The decision comes as the payday loan sector is put under tighter scrutiny.

Earlier this month, the Financial Conduct Authority took over regulation of debt management firms from the Office of Fair Trading and warned that a quarter of firms could be closed down if they don’t abide by stricter rules.

From July 1, mandatory checks will be introduced to make sure someone taking out a payday loan can afford it. The FCA has also said it will limit the number of times a customer can roll over a loan, and firms will also be required to give customers information on how they can get free debt advice.

The watchdog said it wanted to deal with extortionate charges and the danger of borrowers being ‘pushed into a cycle of debt’.

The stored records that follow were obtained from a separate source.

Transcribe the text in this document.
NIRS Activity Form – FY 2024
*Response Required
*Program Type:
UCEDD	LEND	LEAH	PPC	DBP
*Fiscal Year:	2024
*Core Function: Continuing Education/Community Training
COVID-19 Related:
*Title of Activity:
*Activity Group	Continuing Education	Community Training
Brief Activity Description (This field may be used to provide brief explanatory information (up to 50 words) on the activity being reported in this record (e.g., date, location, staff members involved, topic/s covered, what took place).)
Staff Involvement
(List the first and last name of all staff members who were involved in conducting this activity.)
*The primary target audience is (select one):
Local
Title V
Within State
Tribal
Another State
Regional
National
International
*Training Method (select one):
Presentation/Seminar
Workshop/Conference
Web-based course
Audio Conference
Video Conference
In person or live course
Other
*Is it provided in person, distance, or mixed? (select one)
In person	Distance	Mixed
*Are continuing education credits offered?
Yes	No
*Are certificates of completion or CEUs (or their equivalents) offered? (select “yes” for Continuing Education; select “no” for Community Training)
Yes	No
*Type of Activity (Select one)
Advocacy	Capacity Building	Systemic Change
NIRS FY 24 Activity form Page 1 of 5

 Wonga’s TV ad was arguably guilty of encouraging people to think that paying high interest on a short term loan is standard practice. But it isn’t the first time Wonga has been caught doing this. In 2010 the ASA banned a Wonga TV ad which it ruled ‘trivialised the nature of the service' that was 'likely to mislead about the nature and implications of the product'.

Last October an ‘irresponsible’ radio advert was banned because it implied high-interest loans could be taken lightly. Will Wonga listen this time round?